Furthermore, when considering whether to adopt a methodology you need to know about these caveats so you can make a properly informed choice as well as be wary when applying the methodology so that you can gain the most out of it.
Here are some of EVM’s pitfalls to consider.
It is important to remember that EVM while beneficial to help and manage your project cannot help with everything. It is a solution to calculate a single objective data point and should be dealt with as such.
Pitfall 1: EVM Cannot Provide Quality Assurance
While EVM offers visibility, this visibility is not in regard to the quality of your project or even customer satisfaction.
EVM tracks the budget and schedule of your project against what is done. And while you may find that your project is on schedule and running within budget this is not a quality analysis.
Again, this is not to say that if you are using EVM that your project is of low quality, it just means that EVM does not calculate quality.
(To read more about project budgeting check out our blog post on the steps to creating a successful project budget.)
Pitfall 2: EVM is Useless Without Accurate Data
A potential pitfall of EVM is in regard to the data you acquire. EVM is useless if the data you gathered is inaccurate.
Without the actual data needed to make your calculations, you will not gain an accurate reflection of your project’s status of progress which could lead to many issues down the line.
Therefore, it is important when adopting EVM to be sure of the data you are gathering. This is even the case when using specific software as you need to be sure that the software is not overlooking critical data and providing misleading results as a consequence.
Pitfall 3: The Calculations and Numbers
We have gone over how to make the calculations for successful EVM above, however, the sheer amount of numbers involved may pose as a caveat of this management methodology for some.

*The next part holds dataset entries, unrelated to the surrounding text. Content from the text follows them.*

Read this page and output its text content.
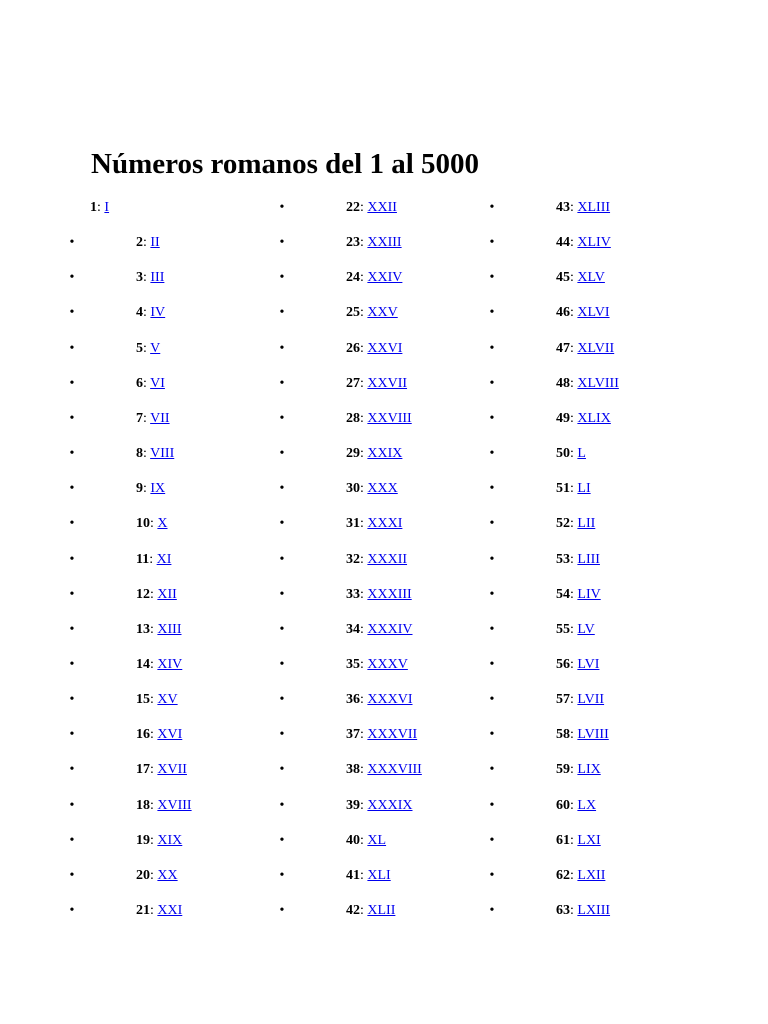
Números romanos del 1 al 5000
1: I
•	2: II
•	3: III
•	4: IV
•	5: V
•	6: VI
•	7: VII
•	8: VIII
•	9: IX
•	10: X
•	11: XI
•	12: XII
•	13: XIII
•	14: XIV
•	15: XV
•	16: XVI
•	17: XVII
•	18: XVIII
•	19: XIX
•	20: XX
•	21: XXI
•	22: XXII
•	23: XXIII
•	24: XXIV
•	25: XXV
•	26: XXVI
•	27: XXVII
•	28: XXVIII
•	29: XXIX
•	30: XXX
•	31: XXXI
•	32: XXXII
•	33: XXXIII
•	34: XXXIV
•	35: XXXV
•	36: XXXVI
•	37: XXXVII
•	38: XXXVIII
•	39: XXXIX
•	40: XL
•	41: XLI
•	42: XLII
•	43: XLIII
•	44: XLIV
•	45: XLV
•	46: XLVI
•	47: XLVII
•	48: XLVIII
•	49: XLIX
•	50: L
•	51: LI
•	52: LII
•	53: LIII
•	54: LIV
•	55: LV
•	56: LVI
•	57: LVII
•	58: LVIII
•	59: LIX
•	60: LX
•	61: LXI
•	62: LXII
•	63: LXIII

EVM requires a certain in-depth process to calculate it.
This also ties in with the data you collect and the point we raised above of the need for the data to be accurate.
Pitfall 4: EVM Requires Context
EVM requires data and calculations, these numbers however cannot simply be relayed to customers, stakeholders, or any other individuals you may be reporting to. Simply delivering these numbers to these people will make little to no sense.

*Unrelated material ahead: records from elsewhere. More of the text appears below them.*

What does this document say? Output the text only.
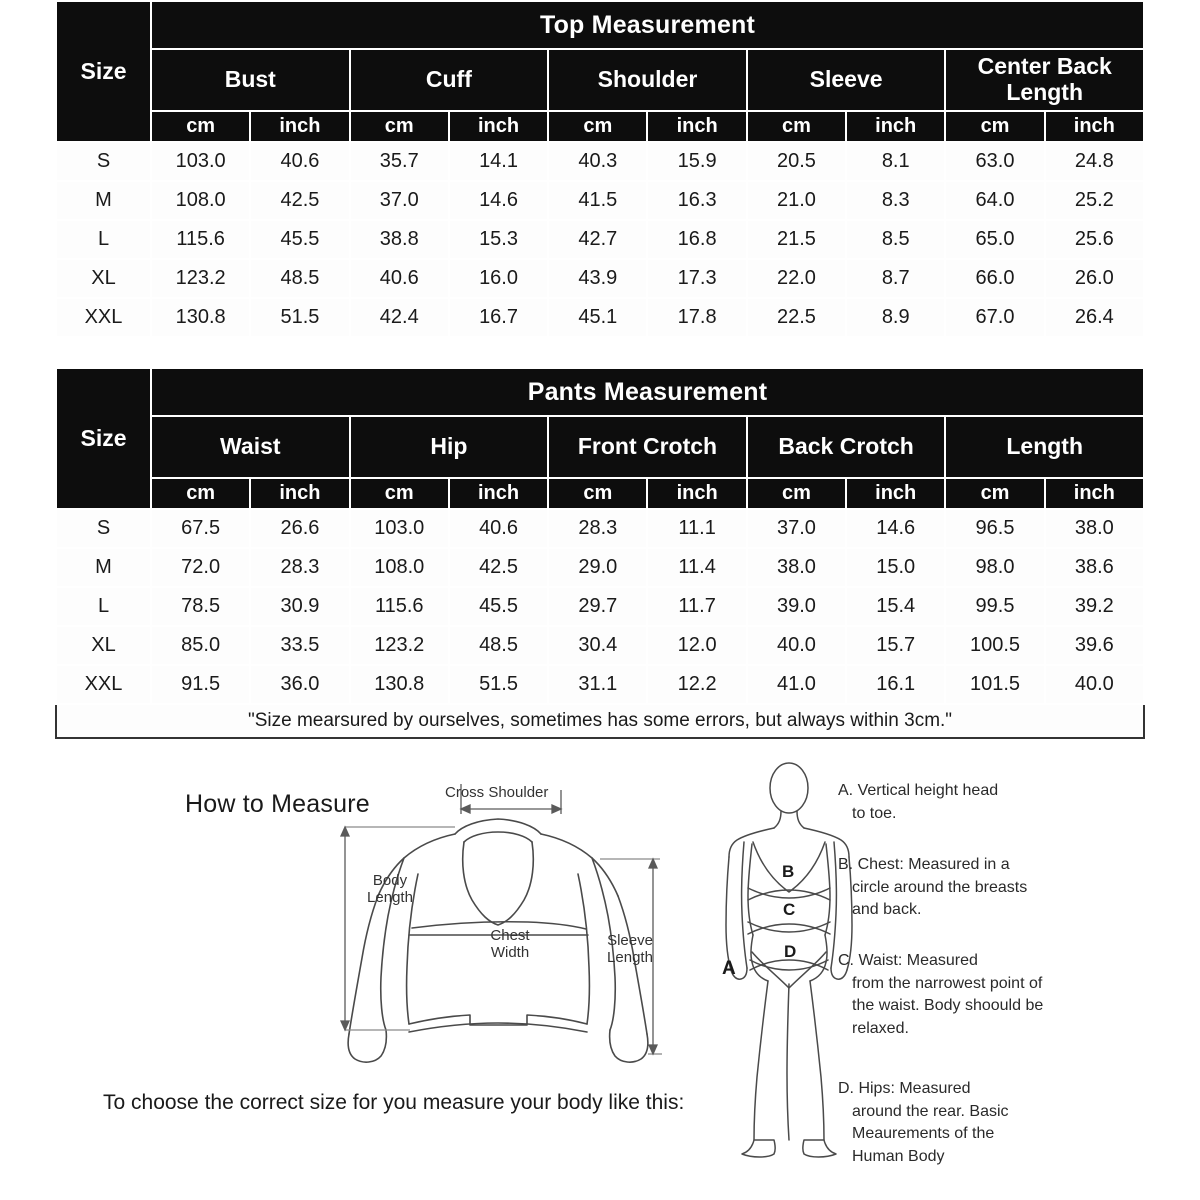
Size	Top Measurement									
	Bust		Cuff		Shoulder		Sleeve		Center Back Length	
	cm	inch	cm	inch	cm	inch	cm	inch	cm	inch
S	103.0	40.6	35.7	14.1	40.3	15.9	20.5	8.1	63.0	24.8
M	108.0	42.5	37.0	14.6	41.5	16.3	21.0	8.3	64.0	25.2
L	115.6	45.5	38.8	15.3	42.7	16.8	21.5	8.5	65.0	25.6
XL	123.2	48.5	40.6	16.0	43.9	17.3	22.0	8.7	66.0	26.0
XXL	130.8	51.5	42.4	16.7	45.1	17.8	22.5	8.9	67.0	26.4
Size	Pants Measurement									
	Waist		Hip		Front Crotch		Back Crotch		Length	
	cm	inch	cm	inch	cm	inch	cm	inch	cm	inch
S	67.5	26.6	103.0	40.6	28.3	11.1	37.0	14.6	96.5	38.0
M	72.0	28.3	108.0	42.5	29.0	11.4	38.0	15.0	98.0	38.6
L	78.5	30.9	115.6	45.5	29.7	11.7	39.0	15.4	99.5	39.2
XL	85.0	33.5	123.2	48.5	30.4	12.0	40.0	15.7	100.5	39.6
XXL	91.5	36.0	130.8	51.5	31.1	12.2	41.0	16.1	101.5	40.0
"Size mearsured by ourselves, sometimes has some errors, but always within 3cm."										
How to Measure
To choose the correct size for you measure your body like this:
Cross Shoulder
Body Length
Chest Width
Sleeve Length
B
C
D
A
A. Vertical height head
to toe.
B. Chest: Measured in a
circle around the breasts and back.
C. Waist: Measured
from the narrowest point of the waist. Body shoould be relaxed.
D. Hips: Measured
around the rear. Basic Meaurements of the Human Body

For EVM to be effective you need to explain what these numbers mean and what they are being used to portray. Being able to effectively communicate EVM is just as essential as the calculations and numbers may be.
In other words, context is crucial and you need to convey your calculations to your audience in a way they will understand and properly comprehend what you are telling them.

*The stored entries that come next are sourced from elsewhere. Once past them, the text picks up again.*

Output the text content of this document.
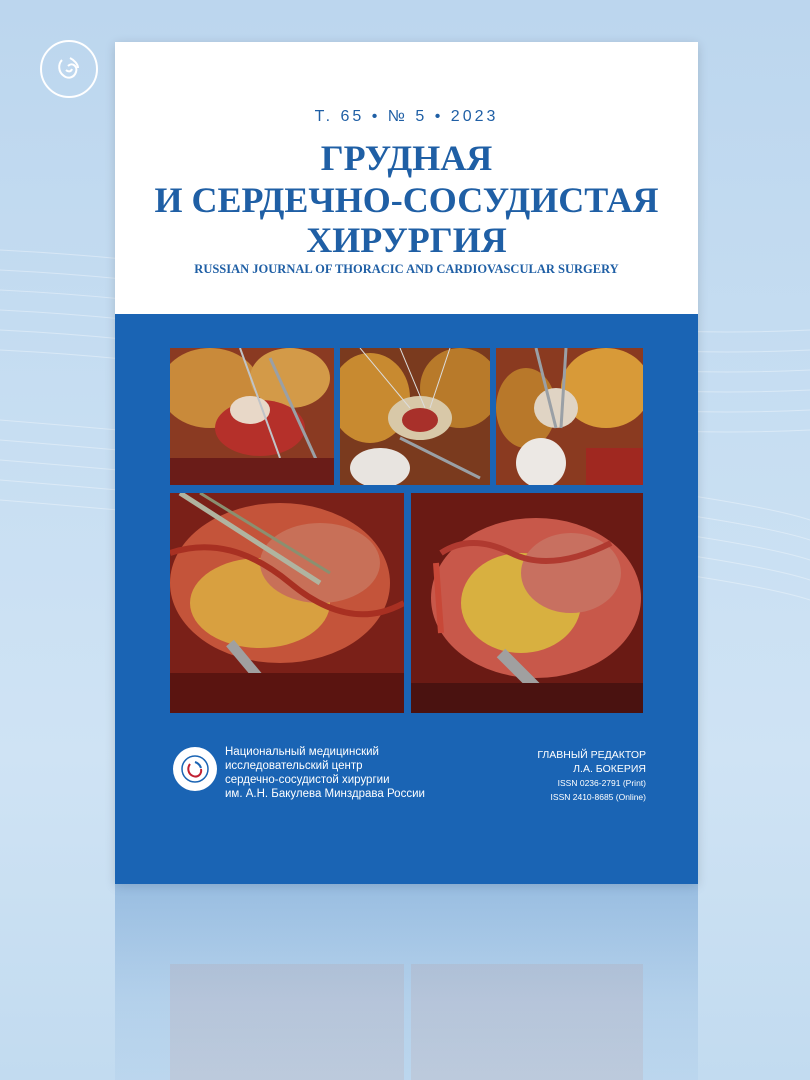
Т. 65 • № 5 • 2023
ГРУДНАЯ
И СЕРДЕЧНО-СОСУДИСТАЯ
ХИРУРГИЯ
RUSSIAN JOURNAL OF THORACIC AND CARDIOVASCULAR SURGERY
Национальный медицинский
исследовательский центр
сердечно-сосудистой хирургии
им. А.Н. Бакулева Минздрава России
ГЛАВНЫЙ РЕДАКТОР
Л.А. БОКЕРИЯ
ISSN 0236-2791 (Print)
ISSN 2410-8685 (Online)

And there you have it! All the basics you need to understand and to start your EVM journey.
It’s true that EVM is not the right choice for everyone. However, being more aware of what it entails is a great start to figuring out whether it would be a good addition to your project management process.
While EVM may not offer you everything it is definitely a great system when trying to keep track of your project and its progress and therefore should definitely be considered.
We hope this blog post gave you some great insights and you can refer back to this anytime you need clarifications of the calculations, formulas, and terms used.